There seems to be a prevailing notion that travel offers a romantic panacea to a relationship, but the truth is that sharing close quarters, sometimes challenging circumstances, and lacking the buffer of a daily routine can be trying. We work hard at controlling our tempers and supporting each other! For instance, once we’ve developed a plan, I don my cheerleader outfit, knowing we’re committed in more ways than one. Mad romance isn’t much use when you’re wading through water up to your knees in the dark, sodden map in tatters, rain dripping down the back of your neck, lost in a pounding Istanbul storm with no taxis in sight. True love is summoning the civility to say, “Don’t worry, sweetie, I know you’ll figure it out,” so your partner doesn’t feel even worse about having led you into such a dicey, soggy experience.
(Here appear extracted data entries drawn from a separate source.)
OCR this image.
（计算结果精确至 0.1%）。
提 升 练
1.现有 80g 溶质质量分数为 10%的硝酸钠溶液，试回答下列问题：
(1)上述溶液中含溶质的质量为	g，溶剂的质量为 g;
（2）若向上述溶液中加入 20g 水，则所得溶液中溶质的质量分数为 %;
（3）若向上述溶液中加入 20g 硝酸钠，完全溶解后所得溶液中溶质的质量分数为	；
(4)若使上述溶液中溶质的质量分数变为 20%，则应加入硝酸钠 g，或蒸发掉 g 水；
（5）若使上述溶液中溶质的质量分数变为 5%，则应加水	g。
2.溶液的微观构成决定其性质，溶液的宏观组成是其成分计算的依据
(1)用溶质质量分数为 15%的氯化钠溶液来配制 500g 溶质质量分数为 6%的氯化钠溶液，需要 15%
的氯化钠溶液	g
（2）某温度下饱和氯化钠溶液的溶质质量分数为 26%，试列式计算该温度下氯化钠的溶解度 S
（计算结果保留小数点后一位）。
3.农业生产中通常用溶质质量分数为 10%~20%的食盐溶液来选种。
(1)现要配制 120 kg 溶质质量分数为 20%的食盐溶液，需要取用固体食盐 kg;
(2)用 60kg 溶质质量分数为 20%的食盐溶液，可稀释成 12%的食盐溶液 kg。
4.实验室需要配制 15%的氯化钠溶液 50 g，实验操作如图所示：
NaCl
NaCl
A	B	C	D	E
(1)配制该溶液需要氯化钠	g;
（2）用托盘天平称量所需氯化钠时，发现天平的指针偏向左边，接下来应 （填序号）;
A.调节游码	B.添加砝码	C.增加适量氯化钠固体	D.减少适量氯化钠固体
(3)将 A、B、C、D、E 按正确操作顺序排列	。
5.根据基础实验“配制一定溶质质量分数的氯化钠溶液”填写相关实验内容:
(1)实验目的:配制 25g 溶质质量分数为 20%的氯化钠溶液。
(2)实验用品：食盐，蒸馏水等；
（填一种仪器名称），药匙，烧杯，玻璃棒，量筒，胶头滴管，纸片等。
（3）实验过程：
One warm summer day in Istanbul, early in our travels, I picked up my purse, closed the door, and walked out of our tiny apartment to join Tim as he stood on our fourth story terrace admiring the magnificent Blue Mosque. We were on our way to lunch. “You DO have the key, don’t you?” he said, alarm in his voice.
“I assumed you were ready to leave since you came out here,” I replied, hurrying over to try the door. Of course it was locked tight. The tiny bit of shade on the terrace was already shrinking as the sun soared higher; we had no water, and no way to get down.
I began to apologize as I fumbled in my purse, looking for my phone to email our landlord about our predicament. Tim skipped the opportunity for blame and waved away my apologies. “Sweetie, relax. This could have happened to anyone. We’ll get it straightened out. He’ll send someone to help,” he said as the sun hit its highest point.
After our landlord rescued us, we went inside for a drink of water before striking out again. I was still in mid-apology for the tenth time when Tim said, “I don’t believe it!”
“What’s up?” I asked. I turned around to see him grimacing as he dangled the key in front of him.
“Guess what was in my pocket all the time?” he said sheepishly.
I laughed. “I guess you’re really glad you were so nice to me out there!”Off we went to lunch, this time with the key firmly planted in my purse.
Laughing is definitely a key ingredient in our wandering life. Tim cracks me up every single day, and my greatest joy is surprising him with a smart remark or a quick retort. We are each others’ best audiences!
Whether you’re living in an igloo or a mansion, patience, kindness and laughter are the key ingredients to a love that works. Whether we’re averting a disastrous mistake or reveling in a perfect experience, every day we are together is a gift we could never have foreseen when we parted so long ago. After living for thirty-five years without each other, sharing 500 square feet together feels perfectly comfortable for this cult of two.